6. Poison Route Sparingly

It is often not necessary for a node to poison a route explicitly by advertising a rank of INFINITY. With datapath validation, it is easy to detect a loop and coupled with adaptive beaconing, the routes can be repaired quickly without additional explicit mechanism for route poisoning. Poisoning the route does not prevent loops because the control packet can get dropped on the lossy link.

7. Preserve Neighbor Information

The neighborhood information is useful even when a node detects that it has lost a route. It is recommended that the nodes not flush the entire or subset of the neighbor table even when a node loses its route or detects a loop. It is sufficient to mark the nodes in the table with the updated information that resulted in route loss or loops, e.g., marking the particular parent with a rank of INFINITY.

8. Slow-Down Datapath Traffic During Path Inconsistency

When a node detects that a path is inconsistent through datapath validation, it tasks the control plane to repair the topology and make it consistent. During this time, although the route is available, it is advisable that the data packets are sent at lower rates to reduce contention with the control packets. This slow-down can increase data packet latency or lead to queue overflow.

9. Choose Better Path Cost Over Route Stability

With bursty links, a link metric designed to reflect link quality accurately can change rapidly. Other link metrics may also change rapidly. As a result, the path cost computed using these agile metrics can change rapidly. Selecting the best path then implies frequent parent changes. Route flapping is not detrimental to the performance of many network protocols such as sensor data collection over UDP. Hence, oftentimes, it is better to optimize for path cost than for path stability.

10. Consider State Overhead While Running Storing Mode

A naive implementation of storing mode will have large state overhead, especially in large networks. However, it is possible for storing mode to use RAM efficiently by state aggregation, compression, and other techniques. Current open source implementations are known to limit the routing table size to 30 (TinyOS on TelosB which has 10KB of RAM) and 100 (Contiki on MSP430F5438-based platform which has 16K of RAM).

11. Acknowledgements

Thanks to Ulrich Herberg and Mukul Goyal for valuable comments.

12. IANA Considerations

None.

13. Security Considerations

Security considerations to be developed in accordance to the output of the WG.

14. References

14.1. Normative References

[RFC2119] Bradner, S., "Key words for use in RFCs to Indicate Requirement Levels", BCP 14, RFC 2119, March 1997.

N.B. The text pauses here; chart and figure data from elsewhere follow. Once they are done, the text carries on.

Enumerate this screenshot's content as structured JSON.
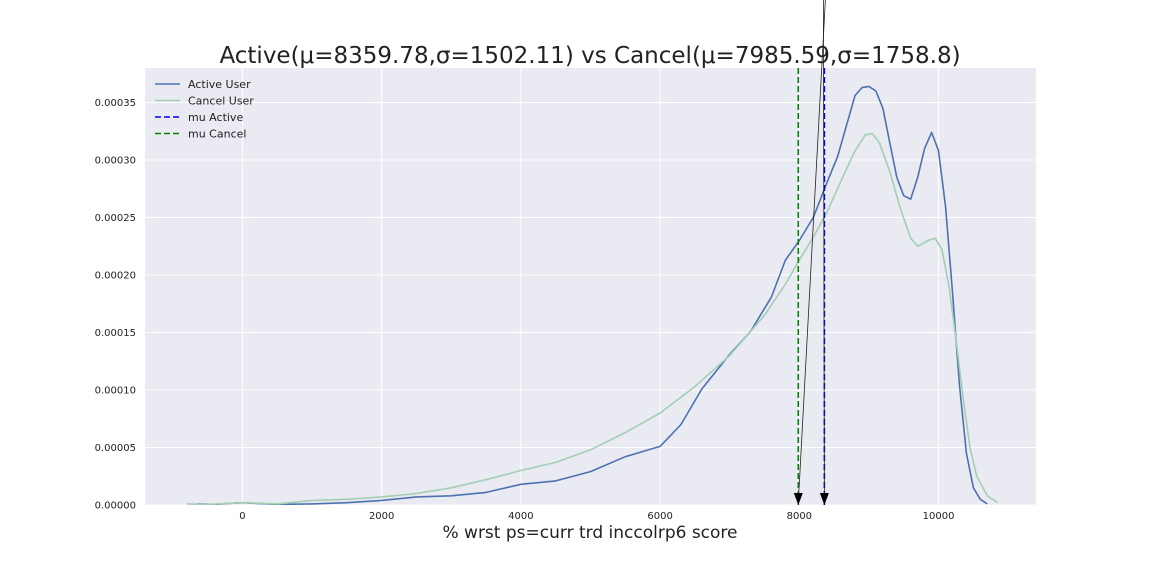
{
  "chart_data": {
    "type": "line",
    "title": "Active(μ=8359.78,σ=1502.11) vs Cancel(μ=7985.59,σ=1758.8)",
    "xlabel": "% wrst ps=curr trd inccolrp6 score",
    "ylabel": "",
    "xlim": [
      -1400,
      11400
    ],
    "ylim": [
      0,
      0.00038
    ],
    "x_ticks": [
      0,
      2000,
      4000,
      6000,
      8000,
      10000
    ],
    "x_tick_labels": [
      "0",
      "2000",
      "4000",
      "6000",
      "8000",
      "10000"
    ],
    "y_ticks": [
      0,
      5e-05,
      0.0001,
      0.00015,
      0.0002,
      0.00025,
      0.0003,
      0.00035
    ],
    "y_tick_labels": [
      "0.00000",
      "0.00005",
      "0.00010",
      "0.00015",
      "0.00020",
      "0.00025",
      "0.00030",
      "0.00035"
    ],
    "grid": true,
    "legend_position": "top-left",
    "series": [
      {
        "name": "Active User",
        "color": "#4c72b0",
        "style": "solid",
        "x": [
          -650,
          -400,
          0,
          500,
          1000,
          1500,
          2000,
          2500,
          3000,
          3500,
          4000,
          4500,
          5000,
          5500,
          6000,
          6300,
          6600,
          7000,
          7300,
          7600,
          7800,
          8000,
          8200,
          8400,
          8550,
          8700,
          8800,
          8900,
          9000,
          9100,
          9200,
          9300,
          9400,
          9500,
          9600,
          9700,
          9800,
          9900,
          9950,
          10000,
          10100,
          10200,
          10300,
          10400,
          10500,
          10600,
          10700
        ],
        "y": [
          1e-06,
          5e-07,
          2e-06,
          5e-07,
          1e-06,
          2e-06,
          4e-06,
          7e-06,
          8e-06,
          1.1e-05,
          1.8e-05,
          2.1e-05,
          2.9e-05,
          4.2e-05,
          5.1e-05,
          7e-05,
          0.000101,
          0.000131,
          0.000151,
          0.000181,
          0.000213,
          0.00023,
          0.00025,
          0.000281,
          0.000303,
          0.000335,
          0.000356,
          0.000363,
          0.000364,
          0.00036,
          0.000345,
          0.000315,
          0.000285,
          0.000269,
          0.000266,
          0.000285,
          0.00031,
          0.000324,
          0.000316,
          0.000308,
          0.00026,
          0.000185,
          0.000105,
          4.5e-05,
          1.5e-05,
          5e-06,
          1e-06
        ]
      },
      {
        "name": "Cancel User",
        "color": "#a2cfb3",
        "style": "solid",
        "x": [
          -800,
          -500,
          0,
          500,
          1000,
          1500,
          2000,
          2500,
          3000,
          3500,
          4000,
          4500,
          5000,
          5500,
          6000,
          6500,
          7000,
          7500,
          7800,
          8000,
          8200,
          8400,
          8600,
          8800,
          8950,
          9050,
          9150,
          9300,
          9450,
          9600,
          9700,
          9850,
          9950,
          10050,
          10150,
          10250,
          10350,
          10450,
          10550,
          10700,
          10850
        ],
        "y": [
          1e-06,
          5e-07,
          2e-06,
          1e-06,
          4e-06,
          5e-06,
          7e-06,
          1e-05,
          1.5e-05,
          2.2e-05,
          3e-05,
          3.7e-05,
          4.8e-05,
          6.3e-05,
          8e-05,
          0.000103,
          0.00013,
          0.000165,
          0.000192,
          0.000213,
          0.000233,
          0.000255,
          0.000282,
          0.000308,
          0.000322,
          0.000323,
          0.000315,
          0.00029,
          0.000258,
          0.000232,
          0.000225,
          0.00023,
          0.000232,
          0.000222,
          0.00019,
          0.000145,
          9.5e-05,
          5e-05,
          2.5e-05,
          8e-06,
          2e-06
        ]
      },
      {
        "name": "mu Active",
        "color": "#0000ff",
        "style": "dashed",
        "x_value": 8359.78
      },
      {
        "name": "mu Cancel",
        "color": "#008000",
        "style": "dashed",
        "x_value": 7985.59
      }
    ]
  }
}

14.2. Informative References

[I-D.ietf-roll-rpl] Winter, T, Thubert, P, Brandt, A, Clausen, T, Hui, J, Kelsey, R, Levis, P, Pister, K, Struik, R and J Vasseur, "RPL: IPv6 Routing Protocol for Low power and Lossy Networks", Internet-Draft draft-ietf-roll-rpl-18, February 2011.
[I-D.ietf-roll-routing-metrics] Vasseur, J and D Networks, "Routing Metrics used for Path Calculation in Low Power and Lossy Networks", Internet-Draft draft-ietf-roll-routing-metrics-01, October 2009.
[I-D.ietf-roll-terminology] Vasseur, J, "Terminology in Low power And Lossy Networks", Internet-Draft draft-ietf-roll-terminology-01, May 2009.